インタビューではここまでの規模の大型イベントを行った理由や、開発に時間とコストをふんだんに要する理由。Kris氏のメカ愛感じる制作秘話などを訊いた。

Kris氏

――すごい規模の大会ですね!発売前からこういう大きい大会をやるにはどういった理由があるんでしょうか

Kris Kwok(以下、Kris)氏:
公式大会は初めてですが、大会自体は過去にも行われていました。去年の8月のベータテスト中には、コミュニティ内で大きなeスポーツ大会を開催されました。 また、内部でも4年にもわたる開発期間の中で大きさは違えど何度か大会を行ったこともあります。それでちょうど奇遇といいますか、去年の年末、社内の執務スペースが足りなくなり、社内を大きく改装する必要がでてきました。この出来事をきっかけに、素人判断ですがこの階層の半分をeスポーツ会場にいたしました。これによって、内部での大会も活発化されました。

社員が大会に参加するようになると、よりいろいろと問題が発見できるようになり、積極的なデバッグや今後のゲームの方向性などを考えることができるようになりましたね。社内の勤務環境自体をeスポーツ向けにすることによって、社員のやる気がアップしたのです。仕事ありきのテストプレイではなく、大会で勝ちたいからよりゲームプレイを積極的に行っていく。大会に勝った社員にはボーナスなどのインセンティブを出すようにしたのもやる気に繋がっていると思います。

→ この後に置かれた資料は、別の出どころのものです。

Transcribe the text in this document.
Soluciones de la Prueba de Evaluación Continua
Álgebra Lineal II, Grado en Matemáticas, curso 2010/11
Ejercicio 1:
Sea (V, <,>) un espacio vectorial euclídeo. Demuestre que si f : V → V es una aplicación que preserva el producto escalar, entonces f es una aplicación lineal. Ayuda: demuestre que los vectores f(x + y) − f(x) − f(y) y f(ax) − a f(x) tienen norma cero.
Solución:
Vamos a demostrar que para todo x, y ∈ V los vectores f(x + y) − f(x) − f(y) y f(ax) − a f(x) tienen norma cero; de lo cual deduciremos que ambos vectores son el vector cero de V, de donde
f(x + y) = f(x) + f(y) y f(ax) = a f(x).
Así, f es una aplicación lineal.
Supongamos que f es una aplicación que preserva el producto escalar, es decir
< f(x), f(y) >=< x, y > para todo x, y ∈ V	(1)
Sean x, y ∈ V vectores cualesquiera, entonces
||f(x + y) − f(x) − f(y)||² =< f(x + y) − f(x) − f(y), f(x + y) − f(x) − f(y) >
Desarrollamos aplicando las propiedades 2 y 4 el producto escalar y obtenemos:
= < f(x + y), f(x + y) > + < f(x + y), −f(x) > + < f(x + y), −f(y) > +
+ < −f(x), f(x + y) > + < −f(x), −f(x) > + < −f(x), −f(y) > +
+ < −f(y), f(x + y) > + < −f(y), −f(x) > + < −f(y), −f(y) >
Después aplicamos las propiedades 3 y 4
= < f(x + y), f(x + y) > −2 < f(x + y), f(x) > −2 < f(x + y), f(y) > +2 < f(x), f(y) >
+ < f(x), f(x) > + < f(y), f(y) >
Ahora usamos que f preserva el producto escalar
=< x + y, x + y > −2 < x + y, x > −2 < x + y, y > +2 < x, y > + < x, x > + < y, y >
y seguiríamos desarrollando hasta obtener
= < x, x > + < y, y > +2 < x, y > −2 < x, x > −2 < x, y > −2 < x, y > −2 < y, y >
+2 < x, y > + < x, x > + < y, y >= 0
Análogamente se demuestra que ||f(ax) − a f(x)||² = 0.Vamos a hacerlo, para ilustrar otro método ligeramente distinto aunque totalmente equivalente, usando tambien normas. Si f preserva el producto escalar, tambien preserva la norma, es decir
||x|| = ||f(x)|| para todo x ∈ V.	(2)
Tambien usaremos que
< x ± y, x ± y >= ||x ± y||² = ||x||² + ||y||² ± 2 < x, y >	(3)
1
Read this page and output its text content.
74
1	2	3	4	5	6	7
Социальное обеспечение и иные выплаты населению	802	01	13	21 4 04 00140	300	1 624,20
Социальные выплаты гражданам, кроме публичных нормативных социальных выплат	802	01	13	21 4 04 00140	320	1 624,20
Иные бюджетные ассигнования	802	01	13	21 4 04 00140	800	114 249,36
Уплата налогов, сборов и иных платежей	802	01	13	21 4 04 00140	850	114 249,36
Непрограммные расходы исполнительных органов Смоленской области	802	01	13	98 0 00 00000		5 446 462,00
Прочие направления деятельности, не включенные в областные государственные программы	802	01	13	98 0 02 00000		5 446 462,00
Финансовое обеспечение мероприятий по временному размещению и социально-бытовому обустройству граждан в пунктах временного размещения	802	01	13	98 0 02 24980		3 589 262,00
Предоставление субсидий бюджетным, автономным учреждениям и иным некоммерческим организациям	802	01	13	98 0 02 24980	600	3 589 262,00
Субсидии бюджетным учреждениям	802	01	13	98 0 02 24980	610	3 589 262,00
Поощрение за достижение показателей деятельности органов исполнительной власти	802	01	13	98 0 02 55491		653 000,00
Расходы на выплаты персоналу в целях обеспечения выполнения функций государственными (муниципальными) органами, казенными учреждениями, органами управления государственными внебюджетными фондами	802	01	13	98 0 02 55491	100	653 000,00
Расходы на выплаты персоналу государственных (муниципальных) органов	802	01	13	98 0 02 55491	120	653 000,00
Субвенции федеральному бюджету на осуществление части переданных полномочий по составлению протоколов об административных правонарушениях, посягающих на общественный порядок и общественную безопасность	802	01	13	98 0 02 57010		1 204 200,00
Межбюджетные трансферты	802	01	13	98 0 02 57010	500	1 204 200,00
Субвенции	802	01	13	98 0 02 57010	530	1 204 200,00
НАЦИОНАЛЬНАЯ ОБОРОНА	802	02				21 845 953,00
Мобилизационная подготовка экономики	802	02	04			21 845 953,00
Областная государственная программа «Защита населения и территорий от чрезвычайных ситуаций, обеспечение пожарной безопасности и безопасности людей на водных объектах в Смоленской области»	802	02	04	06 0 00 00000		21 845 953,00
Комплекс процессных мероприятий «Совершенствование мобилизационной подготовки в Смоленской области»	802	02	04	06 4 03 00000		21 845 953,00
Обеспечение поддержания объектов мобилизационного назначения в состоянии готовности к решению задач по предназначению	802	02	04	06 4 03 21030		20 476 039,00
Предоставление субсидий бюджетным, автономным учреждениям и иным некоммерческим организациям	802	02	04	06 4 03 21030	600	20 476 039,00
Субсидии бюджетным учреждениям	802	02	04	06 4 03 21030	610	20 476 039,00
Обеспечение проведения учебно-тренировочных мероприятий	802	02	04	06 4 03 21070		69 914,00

また、ユーザー内ではコミュニティ大会も行われており、実際この大会でもコミュニティ大会で優秀な成績を残したプレイヤーを招待しています。ほかにも、eスポーツの実際のプロチームも招待して、観戦していただくことで、ゲームのさまざまな可能性を模索していっていますね。なので大会を開くことで、作品の可能性をさらに広げられるのではないかと考えています。

――では、今後もこういった各国を巻き込んだ大型の大会は行っていく予定なのでしょうか。

Kris氏:
もちろんです!が、リリースされてからはすぐに「シーズン0」として、プレイヤーがゲームを理解していく過程に時間を割かせる予定です。そこからコミュニティ大会などの民間的な大会が行われていき、その中で得たゲームのフィードバックをもとにシーズン1を迎える予定です。そこから初めて公式から正式なゲームランクを改めて発表し、eスポーツとして盛り上げていこうと考えています。

また、このイベントをきっかけに実際のプロプレイヤーやプロチームの識者に話を聞いて、どうやって長期的にeスポーツの運営をやっていけばいいのかといろいろと討論しました。イベントの全体的な改善点や構成・ルールの話などはまだできませんが、アイデアとしては今までのeスポーツの大会とは違うものになるところはあると思います。恒例のトップランカーが参加者の全体を占めているような大会の構成ではなく、新しいチームや新たなチーム構成が出てくるようなものにしたい。そのために全体的な部分からいろいろと考えていく予定です。

会場内にある練習場

トップランカーがどの試合でも勝ち続けて、ずっと同じ顔ぶれが優勝し続けている現象は既存のeスポーツ大会でも起きていますよね。それだと観客は疲労してしまう。これを変えたいなと思ったわけです。私はゲームだけではなく、現実のスポーツファンでもあるのですが、スポーツ業界を見ていると常に新しい選手や新しい顔ぶれが出てきます。特に自分は日本のバスケ業界に注目していて、毎年新しい選手が入ってきて、それにみんな歓迎している。このようになるのが理想なのですが、それにどうやってあやかるかは現在も考えています。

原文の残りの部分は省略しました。